A vedere la mappa attuale della Cisgiordania, ci si rende conto che la missione è quasi giunta a termine. Perché la realizzazione di uno Stato palestinese è pressoché impossibile in un territorio così discontinuo, ferito e frammentato, dove la libera circolazione è ostacolata da insediamenti talvolta disabitati – le cui proprietà riconducono a famiglie residenti negli Stati Uniti –, ma vigilati da milizie private.

Arrivano in ritardo gli Stati Uniti nel sanzionare due entità – Mount Hebron Fund e Shlom Asiraich – che finanziano apertamente i coloni della Cisgiordania: anche perché la rete che connette l’America profonda ai coloni è ben più fitta e non conduce più alle sinagoghe ma a quella matrice protestante, fondamentalista, che misconosce il Medioriente e interpreta la Bibbia a modo suo.

In ritardo anche il riconoscimento dello Stato palestinese da parte dell’Irlanda, della Spagna e della Norvegia.

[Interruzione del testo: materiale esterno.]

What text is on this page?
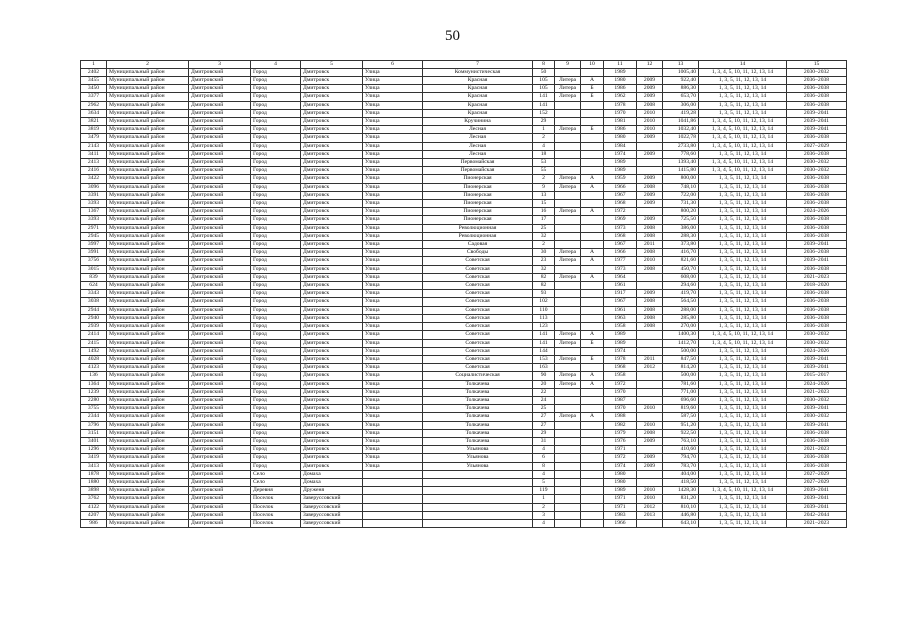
50
1	2	3	4	5	6	7	8	9	10	11	12	13	14	15
2402	Муниципальный район	Дмитровский	Город	Дмитровск	Улица	Коммунистическая	50			1989		1005,40	1, 3, 4, 5, 10, 11, 12, 13, 14	2030–2032
3455	Муниципальный район	Дмитровский	Город	Дмитровск	Улица	Красная	105	Литера	А	1980	2009	922,40	1, 3, 5, 11, 12, 13, 14	2036–2038
3450	Муниципальный район	Дмитровский	Город	Дмитровск	Улица	Красная	105	Литера	Б	1986	2009	886,30	1, 3, 5, 11, 12, 13, 14	2036–2038
3377	Муниципальный район	Дмитровский	Город	Дмитровск	Улица	Красная	141	Литера	Б	1962	2009	653,70	1, 3, 5, 11, 12, 13, 14	2036–2038
2962	Муниципальный район	Дмитровский	Город	Дмитровск	Улица	Красная	141			1978	2008	306,00	1, 3, 5, 11, 12, 13, 14	2036–2038
3634	Муниципальный район	Дмитровский	Город	Дмитровск	Улица	Красная	152			1970	2010	419,28	1, 3, 5, 11, 12, 13, 14	2039–2041
3821	Муниципальный район	Дмитровский	Город	Дмитровск	Улица	Кручинина	29			1981	2010	1041,86	1, 3, 4, 5, 10, 11, 12, 13, 14	2039–2041
3819	Муниципальный район	Дмитровский	Город	Дмитровск	Улица	Лесная	1	Литера	Б	1986	2010	1032,40	1, 3, 4, 5, 10, 11, 12, 13, 14	2039–2041
3479	Муниципальный район	Дмитровский	Город	Дмитровск	Улица	Лесная	2			1980	2009	1022,78	1, 3, 4, 5, 10, 11, 12, 13, 14	2036–2038
2143	Муниципальный район	Дмитровский	Город	Дмитровск	Улица	Лесная	4			1984		2733,80	1, 3, 4, 5, 10, 11, 12, 13, 14	2027–2029
3411	Муниципальный район	Дмитровский	Город	Дмитровск	Улица	Лесная	18			1974	2009	778,60	1, 3, 5, 11, 12, 13, 14	2036–2038
2413	Муниципальный район	Дмитровский	Город	Дмитровск	Улица	Первомайская	53			1989		1393,40	1, 3, 4, 5, 10, 11, 12, 13, 14	2030–2032
2416	Муниципальный район	Дмитровский	Город	Дмитровск	Улица	Первомайская	55			1989		1415,80	1, 3, 4, 5, 10, 11, 12, 13, 14	2030–2032
3422	Муниципальный район	Дмитровский	Город	Дмитровск	Улица	Пионерская	2	Литера	А	1959	2009	800,00	1, 3, 5, 11, 12, 13, 14	2036–2038
3096	Муниципальный район	Дмитровский	Город	Дмитровск	Улица	Пионерская	9	Литера	А	1966	2008	748,10	1, 3, 5, 11, 12, 13, 14	2036–2038
3391	Муниципальный район	Дмитровский	Город	Дмитровск	Улица	Пионерская	13			1967	2009	722,00	1, 3, 5, 11, 12, 13, 14	2036–2038
3393	Муниципальный район	Дмитровский	Город	Дмитровск	Улица	Пионерская	15			1968	2009	731,30	1, 3, 5, 11, 12, 13, 14	2036–2038
1367	Муниципальный район	Дмитровский	Город	Дмитровск	Улица	Пионерская	16	Литера	А	1972		800,20	1, 3, 5, 11, 12, 13, 14	2024–2026
3393	Муниципальный район	Дмитровский	Город	Дмитровск	Улица	Пионерская	17			1969	2009	725,50	1, 3, 5, 11, 12, 13, 14	2036–2038
2971	Муниципальный район	Дмитровский	Город	Дмитровск	Улица	Революционная	25			1973	2008	386,00	1, 3, 5, 11, 12, 13, 14	2036–2038
2945	Муниципальный район	Дмитровский	Город	Дмитровск	Улица	Революционная	32			1968	2008	288,30	1, 3, 5, 11, 12, 13, 14	2036–2038
3997	Муниципальный район	Дмитровский	Город	Дмитровск	Улица	Садовая	2			1967	2011	373,80	1, 3, 5, 11, 12, 13, 14	2039–2041
3991	Муниципальный район	Дмитровский	Город	Дмитровск	Улица	Свободы	30	Литера	А	1966	2008	416,70	1, 3, 5, 11, 12, 13, 14	2036–2038
3756	Муниципальный район	Дмитровский	Город	Дмитровск	Улица	Советская	23	Литера	А	1977	2010	821,60	1, 3, 5, 11, 12, 13, 14	2039–2041
3015	Муниципальный район	Дмитровский	Город	Дмитровск	Улица	Советская	32			1973	2008	450,70	1, 3, 5, 11, 12, 13, 14	2036–2038
839	Муниципальный район	Дмитровский	Город	Дмитровск	Улица	Советская	82	Литера	А	1964		608,00	1, 3, 5, 11, 12, 13, 14	2021–2023
624	Муниципальный район	Дмитровский	Город	Дмитровск	Улица	Советская	82			1961		294,60	1, 3, 5, 11, 12, 13, 14	2018–2020
3343	Муниципальный район	Дмитровский	Город	Дмитровск	Улица	Советская	93			1917	2009	419,70	1, 3, 5, 11, 12, 13, 14	2036–2038
3038	Муниципальный район	Дмитровский	Город	Дмитровск	Улица	Советская	102			1967	2008	564,50	1, 3, 5, 11, 12, 13, 14	2036–2038
2944	Муниципальный район	Дмитровский	Город	Дмитровск	Улица	Советская	110			1961	2008	288,00	1, 3, 5, 11, 12, 13, 14	2036–2038
2940	Муниципальный район	Дмитровский	Город	Дмитровск	Улица	Советская	113			1963	2008	285,80	1, 3, 5, 11, 12, 13, 14	2036–2038
2939	Муниципальный район	Дмитровский	Город	Дмитровск	Улица	Советская	123			1958	2008	270,00	1, 3, 5, 11, 12, 13, 14	2036–2038
2414	Муниципальный район	Дмитровский	Город	Дмитровск	Улица	Советская	141	Литера	А	1989		1400,30	1, 3, 4, 5, 10, 11, 12, 13, 14	2030–2032
2415	Муниципальный район	Дмитровский	Город	Дмитровск	Улица	Советская	141	Литера	Б	1989		1412,70	1, 3, 4, 5, 10, 11, 12, 13, 14	2030–2032
1492	Муниципальный район	Дмитровский	Город	Дмитровск	Улица	Советская	144			1974		500,00	1, 3, 5, 11, 12, 13, 14	2024–2026
4028	Муниципальный район	Дмитровский	Город	Дмитровск	Улица	Советская	153	Литера	Б	1978	2011	847,50	1, 3, 5, 11, 12, 13, 14	2039–2041
4123	Муниципальный район	Дмитровский	Город	Дмитровск	Улица	Советская	163			1968	2012	814,20	1, 3, 5, 11, 12, 13, 14	2039–2041
136	Муниципальный район	Дмитровский	Город	Дмитровск	Улица	Социалистическая	90	Литера	А	1958		500,00	1, 3, 5, 11, 12, 13, 14	2015–2017
1364	Муниципальный район	Дмитровский	Город	Дмитровск	Улица	Толкачева	20	Литера	А	1972		781,60	1, 3, 5, 11, 12, 13, 14	2024–2026
1239	Муниципальный район	Дмитровский	Город	Дмитровск	Улица	Толкачева	22			1970		771,00	1, 3, 5, 11, 12, 13, 14	2021–2023
2280	Муниципальный район	Дмитровский	Город	Дмитровск	Улица	Толкачева	24			1987		696,60	1, 3, 5, 11, 12, 13, 14	2030–2032
3755	Муниципальный район	Дмитровский	Город	Дмитровск	Улица	Толкачева	25			1970	2010	819,60	1, 3, 5, 11, 12, 13, 14	2039–2041
2344	Муниципальный район	Дмитровский	Город	Дмитровск	Улица	Толкачева	27	Литера	А	1988		587,50	1, 3, 5, 11, 12, 13, 14	2030–2032
3796	Муниципальный район	Дмитровский	Город	Дмитровск	Улица	Толкачева	27			1982	2010	951,20	1, 3, 5, 11, 12, 13, 14	2039–2041
3151	Муниципальный район	Дмитровский	Город	Дмитровск	Улица	Толкачева	29			1979	2008	922,50	1, 3, 5, 11, 12, 13, 14	2036–2038
3401	Муниципальный район	Дмитровский	Город	Дмитровск	Улица	Толкачева	31			1976	2009	763,10	1, 3, 5, 11, 12, 13, 14	2036–2038
1296	Муниципальный район	Дмитровский	Город	Дмитровск	Улица	Ульянова	4			1971		410,60	1, 3, 5, 11, 12, 13, 14	2021–2023
3419	Муниципальный район	Дмитровский	Город	Дмитровск	Улица	Ульянова	6			1972	2009	794,70	1, 3, 5, 11, 12, 13, 14	2036–2038
3413	Муниципальный район	Дмитровский	Город	Дмитровск	Улица	Ульянова	8			1974	2009	783,70	1, 3, 5, 11, 12, 13, 14	2036–2038
1878	Муниципальный район	Дмитровский	Село	Домаха			4			1980		404,00	1, 3, 5, 11, 12, 13, 14	2027–2029
1880	Муниципальный район	Дмитровский	Село	Домаха			5			1980		418,50	1, 3, 5, 11, 12, 13, 14	2027–2029
3898	Муниципальный район	Дмитровский	Деревня	Друженя			119			1989	2010	1428,30	1, 3, 4, 5, 10, 11, 12, 13, 14	2039–2041
3762	Муниципальный район	Дмитровский	Поселок	Заверуссовский			1			1971	2010	831,20	1, 3, 5, 11, 12, 13, 14	2039–2041
4122	Муниципальный район	Дмитровский	Поселок	Заверуссовский			2			1971	2012	810,10	1, 3, 5, 11, 12, 13, 14	2039–2041
4207	Муниципальный район	Дмитровский	Поселок	Заверуссовский			3			1983	2013	446,80	1, 3, 5, 11, 12, 13, 14	2042–2044
986	Муниципальный район	Дмитровский	Поселок	Заверуссовский			4			1966		643,10	1, 3, 5, 11, 12, 13, 14	2021–2023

Gesti di ampia portata simbolica, ma poco realizzabili per le ragioni sopracitate.

È un progetto la rimozione di tutto ciò che è palestinese, un progetto apertamente sostenuto dal ministro delle finanze israeliano che, il 19 marzo, a Parigi, ha dichiarato: «Il popolo palestinese è un’invenzione che ha meno di cent’anni di vita. Hanno una storia o una cultura? No, non le hanno. I palestinesi non esistono, esistono solo gli arabi».

Nulla di diverso da quanto già affermato, a suo tempo, da Golda Meir. E la cosa è arrivata Oltreoceano, nei bagagli dell’Israel Real Estate Event che si è svolto a Montreal, Toronto, New Jersey e New York nel mese di marzo. C’erano quelle case, prima appartenute ai palestinesi e ora in vendita, nei cataloghi proposti a clienti e visitatori.

Le comunità arabe residenti in Canada e negli Stati Uniti sono insorte, ma non è bastato. Già lo diceva una fonte italiana che opera a Betlemme: «C’è un problema di accountability. Un senso di ingiustizia, di assenza dello Stato di diritto, che è causa di tutta la violenza che qui si respira». E ha ragione.